Type 2 immune responses promote tissue homeostasis as well as tissue remodeling and protect against infections with macroparasites but can become detrimental when triggered against non-infectious environmental stimuli.1 The cytokines IL-25, IL-33, and TSLP are strong activators of type 2 inflammation in tissues via stimulation of group 2 innate lymphoid cells (ILC2s) and other innate immune cells, such as eosinophils, mast cells, basophils, and alternatively activated macrophages resulting in a cytokine milieu, which promotes differentiation of T helper 2 cells and secretion of immunoglobulin E.1,2 Although ILC2s become quickly activated, the precise role in orchestrating type 2 immune responses remains elusive due to the limitations in specifically targeting this population in the presence of adaptive immune cells because of the large overlap in expression of ILC2s with T cells and other immune cells.

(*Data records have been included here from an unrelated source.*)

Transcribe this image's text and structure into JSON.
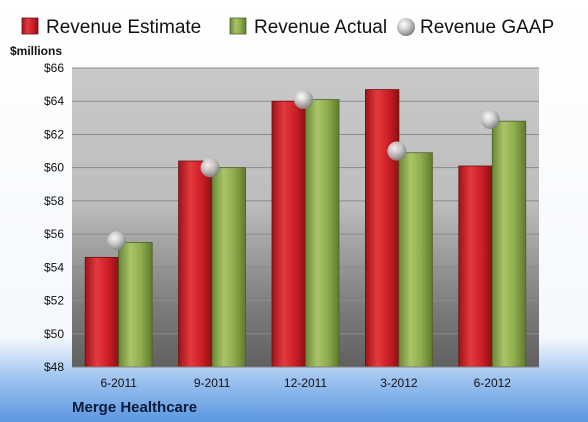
{
  "chart_data": {
    "type": "bar",
    "categories": [
      "6-2011",
      "9-2011",
      "12-2011",
      "3-2012",
      "6-2012"
    ],
    "series": [
      {
        "name": "Revenue Estimate",
        "color": "#d21f26",
        "values": [
          54.6,
          60.4,
          64.0,
          64.7,
          60.1
        ]
      },
      {
        "name": "Revenue Actual",
        "color": "#8fae4e",
        "values": [
          55.5,
          60.0,
          64.1,
          60.9,
          62.8
        ]
      },
      {
        "name": "Revenue GAAP",
        "color": "#c8c8c8",
        "marker": "sphere",
        "values": [
          55.6,
          60.0,
          64.1,
          61.0,
          62.9
        ]
      }
    ],
    "ylabel": "$millions",
    "ylim": [
      48,
      66
    ],
    "yticks": [
      "$48",
      "$50",
      "$52",
      "$54",
      "$56",
      "$58",
      "$60",
      "$62",
      "$64",
      "$66"
    ],
    "grid": true,
    "legend": "top"
  },
  "footer": {
    "company": "Merge Healthcare"
  }
}
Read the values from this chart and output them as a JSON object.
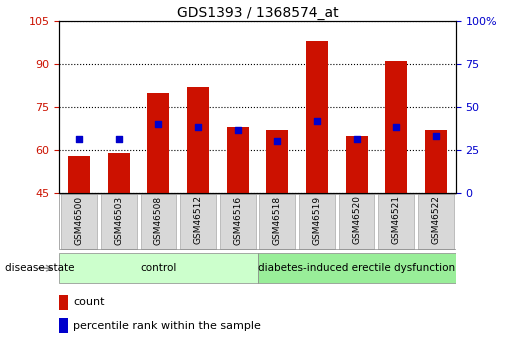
{
  "title": "GDS1393 / 1368574_at",
  "samples": [
    "GSM46500",
    "GSM46503",
    "GSM46508",
    "GSM46512",
    "GSM46516",
    "GSM46518",
    "GSM46519",
    "GSM46520",
    "GSM46521",
    "GSM46522"
  ],
  "counts": [
    58,
    59,
    80,
    82,
    68,
    67,
    98,
    65,
    91,
    67
  ],
  "percentiles_left": [
    64,
    64,
    69,
    68,
    67,
    63,
    70,
    64,
    68,
    65
  ],
  "ymin": 45,
  "ymax": 105,
  "yticks_left": [
    45,
    60,
    75,
    90,
    105
  ],
  "yticks_right": [
    0,
    25,
    50,
    75,
    100
  ],
  "bar_color": "#cc1100",
  "marker_color": "#0000cc",
  "bar_bottom": 45,
  "groups": [
    {
      "label": "control",
      "indices": [
        0,
        1,
        2,
        3,
        4
      ],
      "color": "#ccffcc"
    },
    {
      "label": "diabetes-induced erectile dysfunction",
      "indices": [
        5,
        6,
        7,
        8,
        9
      ],
      "color": "#99ee99"
    }
  ],
  "legend_count_label": "count",
  "legend_pct_label": "percentile rank within the sample",
  "title_fontsize": 10,
  "tick_fontsize": 8,
  "axis_label_color_left": "#cc1100",
  "axis_label_color_right": "#0000cc"
}
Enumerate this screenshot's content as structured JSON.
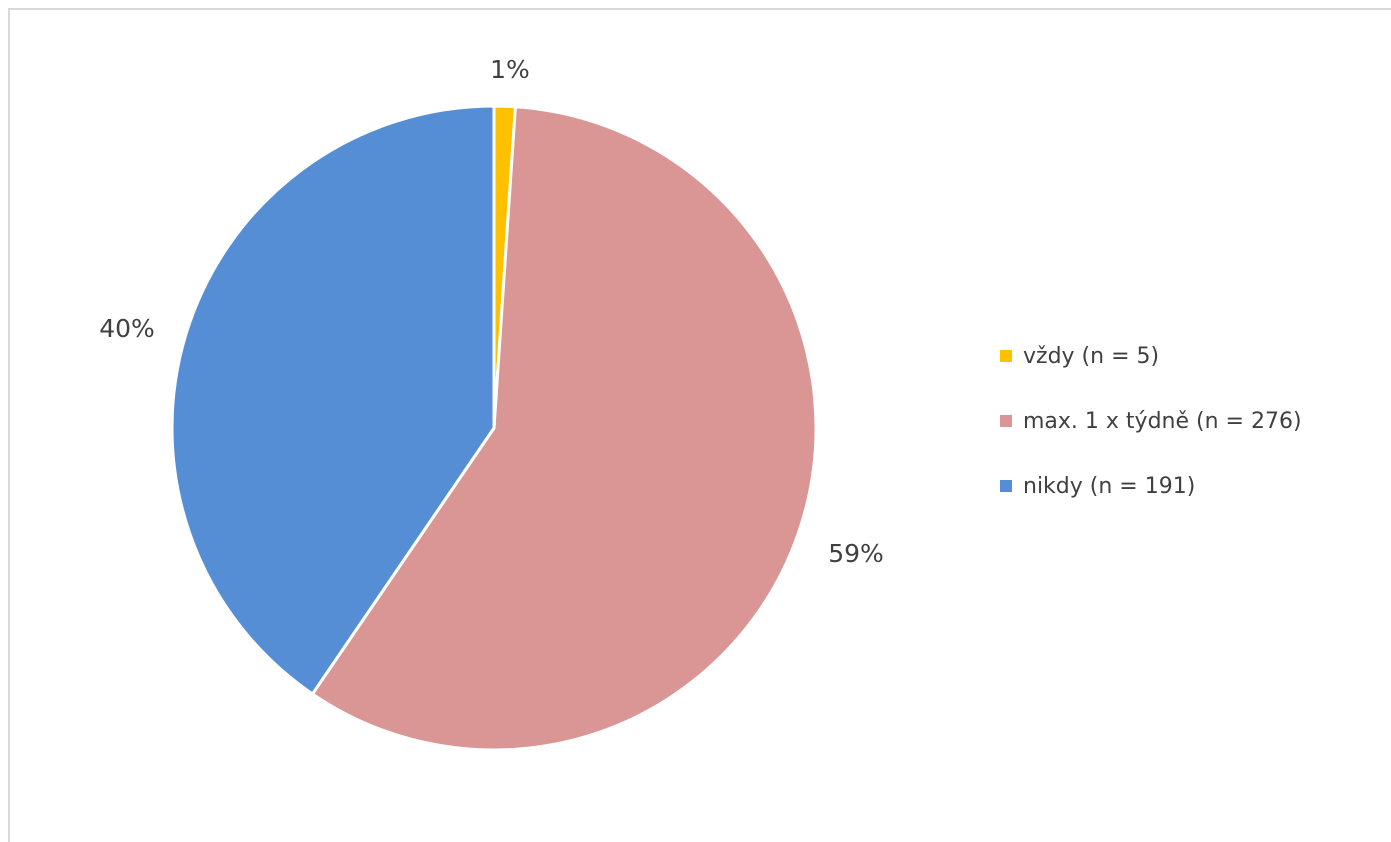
{
  "chart_data": {
    "type": "pie",
    "title": "",
    "legend_position": "right",
    "slices": [
      {
        "label": "vždy (n = 5)",
        "value": 5,
        "percent_label": "1%",
        "color": "#FFC000"
      },
      {
        "label": "max. 1 x týdně (n = 276)",
        "value": 276,
        "percent_label": "59%",
        "color": "#D99694"
      },
      {
        "label": "nikdy (n = 191)",
        "value": 191,
        "percent_label": "40%",
        "color": "#558ED5"
      }
    ]
  }
}
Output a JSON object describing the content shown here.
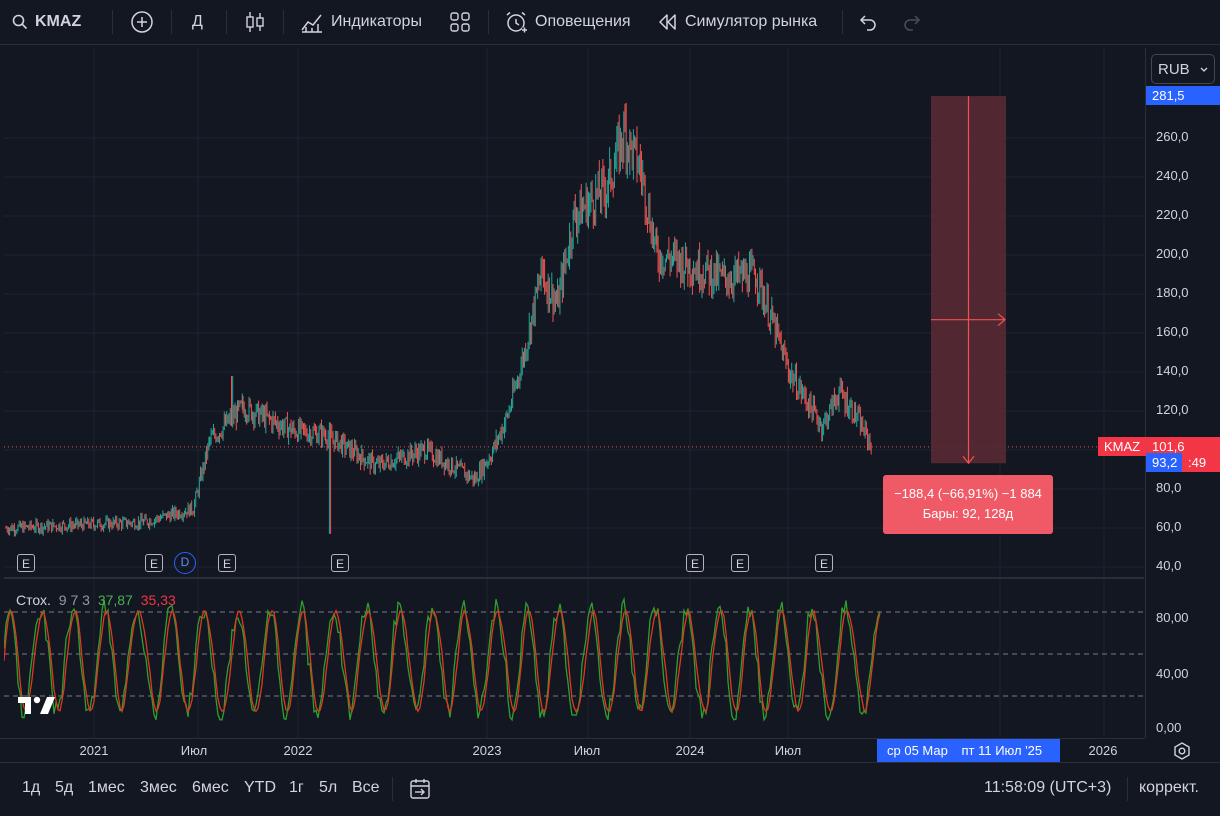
{
  "toolbar": {
    "symbol": "KMAZ",
    "interval": "Д",
    "indicators_label": "Индикаторы",
    "alerts_label": "Оповещения",
    "replay_label": "Симулятор рынка"
  },
  "currency": "RUB",
  "price_scale": {
    "ticks": [
      "260,0",
      "240,0",
      "220,0",
      "200,0",
      "180,0",
      "160,0",
      "140,0",
      "120,0",
      "80,0",
      "60,0",
      "40,0"
    ],
    "top_label": "281,5",
    "current_price": "101,6",
    "measure_low": "93,2",
    "countdown": ":49",
    "symbol_tag": "KMAZ"
  },
  "stoch": {
    "name": "Стох.",
    "params": "9 7 3",
    "k_value": "37,87",
    "d_value": "35,33",
    "ticks": [
      "80,00",
      "40,00",
      "0,00"
    ]
  },
  "measure_tooltip": {
    "line1": "−188,4 (−66,91%) −1 884",
    "line2": "Бары: 92, 128д"
  },
  "events": {
    "earnings": "E",
    "dividend": "D"
  },
  "time_axis": {
    "ticks": [
      "2021",
      "Июл",
      "2022",
      "2023",
      "Июл",
      "2024",
      "Июл",
      "2026"
    ],
    "range_from": "ср 05 Мар",
    "range_to": "пт 11 Июл '25"
  },
  "bottombar": {
    "ranges": [
      "1д",
      "5д",
      "1мес",
      "3мес",
      "6мес",
      "YTD",
      "1г",
      "5л",
      "Все"
    ],
    "clock": "11:58:09 (UTC+3)",
    "adjust": "коррект."
  },
  "colors": {
    "background": "#131722",
    "up": "#26a69a",
    "down": "#ef5350",
    "accent": "#2962ff",
    "stoch_k": "#2e9e2e",
    "stoch_d": "#e0381d",
    "measure_fill": "#5d2a34",
    "tooltip": "#f05a67"
  },
  "chart_data": {
    "type": "line",
    "title": "KMAZ",
    "ylim": [
      40,
      281.5
    ],
    "x": [
      "2021-01",
      "2021-04",
      "2021-07",
      "2021-08",
      "2021-10",
      "2022-01",
      "2022-03",
      "2022-06",
      "2022-09",
      "2022-12",
      "2023-01",
      "2023-02",
      "2023-03",
      "2023-04",
      "2023-05",
      "2023-06",
      "2023-08",
      "2023-09",
      "2023-10",
      "2023-11",
      "2023-12",
      "2024-01",
      "2024-03",
      "2024-05",
      "2024-06",
      "2024-07",
      "2024-09",
      "2024-10",
      "2024-11",
      "2024-12"
    ],
    "series": [
      {
        "values": [
          62,
          63,
          70,
          105,
          122,
          110,
          108,
          92,
          100,
          85,
          98,
          118,
          150,
          190,
          175,
          220,
          235,
          262,
          245,
          200,
          198,
          195,
          188,
          190,
          165,
          140,
          112,
          130,
          118,
          101.6
        ]
      }
    ]
  }
}
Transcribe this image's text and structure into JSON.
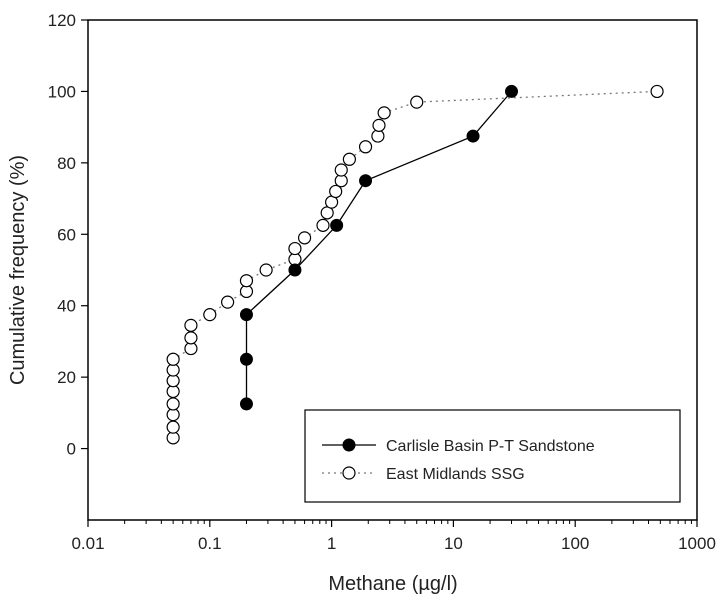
{
  "chart_data": {
    "type": "scatter",
    "title": "",
    "xlabel": "Methane (µg/l)",
    "ylabel": "Cumulative frequency (%)",
    "xscale": "log",
    "xlim": [
      0.01,
      1000
    ],
    "ylim": [
      -20,
      120
    ],
    "xticks": [
      0.01,
      0.1,
      1,
      10,
      100,
      1000
    ],
    "xtick_labels": [
      "0.01",
      "0.1",
      "1",
      "10",
      "100",
      "1000"
    ],
    "yticks": [
      0,
      20,
      40,
      60,
      80,
      100,
      120
    ],
    "ytick_labels": [
      "0",
      "20",
      "40",
      "60",
      "80",
      "100",
      "120"
    ],
    "grid": false,
    "legend_position": "bottom-right",
    "series": [
      {
        "name": "Carlisle Basin P-T Sandstone",
        "marker": "filled-circle",
        "line": "solid",
        "color": "#000000",
        "points": [
          [
            0.2,
            12.5
          ],
          [
            0.2,
            25
          ],
          [
            0.2,
            37.5
          ],
          [
            0.5,
            50
          ],
          [
            1.1,
            62.5
          ],
          [
            1.9,
            75
          ],
          [
            14.5,
            87.5
          ],
          [
            30,
            100
          ]
        ]
      },
      {
        "name": "East Midlands SSG",
        "marker": "open-circle",
        "line": "dotted",
        "color": "#000000",
        "points": [
          [
            0.05,
            3
          ],
          [
            0.05,
            6
          ],
          [
            0.05,
            9.5
          ],
          [
            0.05,
            12.5
          ],
          [
            0.05,
            16
          ],
          [
            0.05,
            19
          ],
          [
            0.05,
            22
          ],
          [
            0.05,
            25
          ],
          [
            0.07,
            28
          ],
          [
            0.07,
            31
          ],
          [
            0.07,
            34.5
          ],
          [
            0.1,
            37.5
          ],
          [
            0.14,
            41
          ],
          [
            0.2,
            44
          ],
          [
            0.2,
            47
          ],
          [
            0.29,
            50
          ],
          [
            0.5,
            53
          ],
          [
            0.5,
            56
          ],
          [
            0.6,
            59
          ],
          [
            0.85,
            62.5
          ],
          [
            0.92,
            66
          ],
          [
            1.0,
            69
          ],
          [
            1.08,
            72
          ],
          [
            1.2,
            75
          ],
          [
            1.2,
            78
          ],
          [
            1.4,
            81
          ],
          [
            1.9,
            84.5
          ],
          [
            2.4,
            87.5
          ],
          [
            2.45,
            90.5
          ],
          [
            2.7,
            94
          ],
          [
            5.0,
            97
          ],
          [
            470,
            100
          ]
        ]
      }
    ]
  }
}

To guide over this major limitation in the field, we could recently generate and evaluate a model to specifically deplete ILC2s based on the Nmur1 promoter. Using this model, we could recently show that ILC2s are the major determinate of eosinophil homeostasis in tissues if ILC2 are genetically ablated from the beginning. Exploiting the possibilities of this newly generated tool, we now aim to deplete ILC2 after development (using antibody depletion against ectopically expressed hCD2) or to pharmacologically modulate ILC2 (using ectopically expressed designer drug receptors) functions. The downstream effector functions will also be explored by conditional deletion of interleukin 5 in ILC2. Our working hypothesis proposes that ILC2s could be a promising target via pharmacological modulation or antibody-mediated depletion because of their tissue-homeostatic functions, namely regulation of eosinophils in tissue via IL-5. The models to test this hypothesis are available in our lab, and the techniques are carried out on a daily basis without the requirement to establish novel methods from scratch. Delineating the regulation of type 2 immune responses by ILC2s will be key to understand how type 2 immune responses are orchestrated. Using both focused and global experimental approaches our research has the potential to discover novel molecular pathways, which can be harnessed for the maintenance of homeostasis and prevention of chronic inflammation.